With ANZ managing director John Jakovcevic.
What data centre infrastructure services do you specialise in?
We continuously strive to protect critical data, support lives, our economy and our future. We do this by providing resilient and energy efficient cooling equipment supported by a team of technical and engineering specialists.
When did your company first get involved in this area?
We commenced trading in 2001 as an exclusive distributor of the Stulz products. In 2005 we formed a joint venture with Stulz. In 2012, became a 100 percent owned company of the Stulz family. Stulz itself is 71 years young.
What credentials do you have that apply to data centres?
As a manufacturer we conform to ISO 9000 and other related ISO standards, regulatory standards relating to manufacture, energy performance and use of refrigerants.
Do you use a distributor to procure the products you supply?
We source our equipment directly from Germany and distribute through mechanical or HVAC firms, selected IT resellers, direct to data centre and co-location providers.
Have you heard about any cool developments in the data centre space recently?
We are pleased to be an exclusive sales and service partner of a Canadian company called Cool IT. Cool IT designs and manufactures direct chip liquid cooling for high-performance computing and for high-density environments.
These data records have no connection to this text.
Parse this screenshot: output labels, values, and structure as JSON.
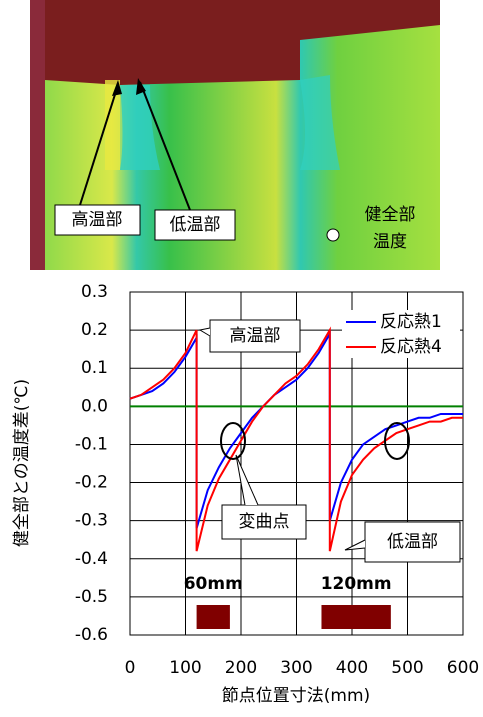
{
  "image_labels": {
    "hot": "高温部",
    "cold": "低温部",
    "sound_1": "健全部",
    "sound_2": "温度"
  },
  "chart_data": {
    "type": "line",
    "xlabel": "節点位置寸法(mm)",
    "ylabel": "健全部との温度差(℃)",
    "x": [
      0,
      20,
      40,
      60,
      80,
      100,
      120,
      120,
      140,
      160,
      180,
      200,
      220,
      240,
      260,
      280,
      300,
      320,
      340,
      360,
      360,
      380,
      400,
      420,
      440,
      460,
      480,
      500,
      520,
      540,
      560,
      580,
      600
    ],
    "series": [
      {
        "name": "反応熱1",
        "color": "#0000ff",
        "values": [
          0.02,
          0.03,
          0.04,
          0.06,
          0.09,
          0.13,
          0.18,
          -0.32,
          -0.22,
          -0.16,
          -0.11,
          -0.07,
          -0.03,
          0.0,
          0.03,
          0.05,
          0.07,
          0.1,
          0.14,
          0.19,
          -0.3,
          -0.2,
          -0.14,
          -0.1,
          -0.08,
          -0.06,
          -0.05,
          -0.04,
          -0.03,
          -0.03,
          -0.02,
          -0.02,
          -0.02
        ]
      },
      {
        "name": "反応熱4",
        "color": "#ff0000",
        "values": [
          0.02,
          0.03,
          0.05,
          0.07,
          0.1,
          0.14,
          0.2,
          -0.38,
          -0.26,
          -0.19,
          -0.14,
          -0.09,
          -0.04,
          0.0,
          0.03,
          0.06,
          0.08,
          0.11,
          0.15,
          0.2,
          -0.38,
          -0.25,
          -0.18,
          -0.14,
          -0.11,
          -0.09,
          -0.07,
          -0.06,
          -0.05,
          -0.04,
          -0.04,
          -0.03,
          -0.03
        ]
      }
    ],
    "reference_line": {
      "value": 0,
      "color": "#008000"
    },
    "xlim": [
      0,
      600
    ],
    "xticks": [
      0,
      100,
      200,
      300,
      400,
      500,
      600
    ],
    "ylim": [
      -0.6,
      0.3
    ],
    "yticks": [
      0.3,
      0.2,
      0.1,
      {
        "value": 0,
        "label": "0.0"
      },
      -0.1,
      -0.2,
      -0.3,
      -0.4,
      -0.5,
      -0.6
    ],
    "grid": true,
    "legend": "upper right",
    "annotations": {
      "hot": "高温部",
      "inflection": "変曲点",
      "cold": "低温部"
    },
    "defects": [
      {
        "label": "60mm",
        "x": [
          120,
          180
        ],
        "color": "#800000"
      },
      {
        "label": "120mm",
        "x": [
          345,
          470
        ],
        "color": "#800000"
      }
    ]
  }
}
It’s an interesting shift, a back to the future experience given we were directly cooling IBM mainframes 20 years ago.
Can you tell us about a recent project?
Assisting NextDC to achieve Tier IV fault tolerance for their newest Brisbane data centre and soon for their second Sydney data centre. The solution offered to NextDC is unique in Australia resulting in fantastic savings in their operational costs.
What is driving customers’ data centre projects?
Cloud and the continual outsourcing of IT services. We saw a dramatic shift soon after the GFC in the latter directly impacting our business both from a supply and post-sales service perspective. While this has impacted one part of our market, another sector – co-locations and hyperscale data centres – just keep getting built.
Data centre infrastructure is…?
A physical component or components that allow businesses to be in business.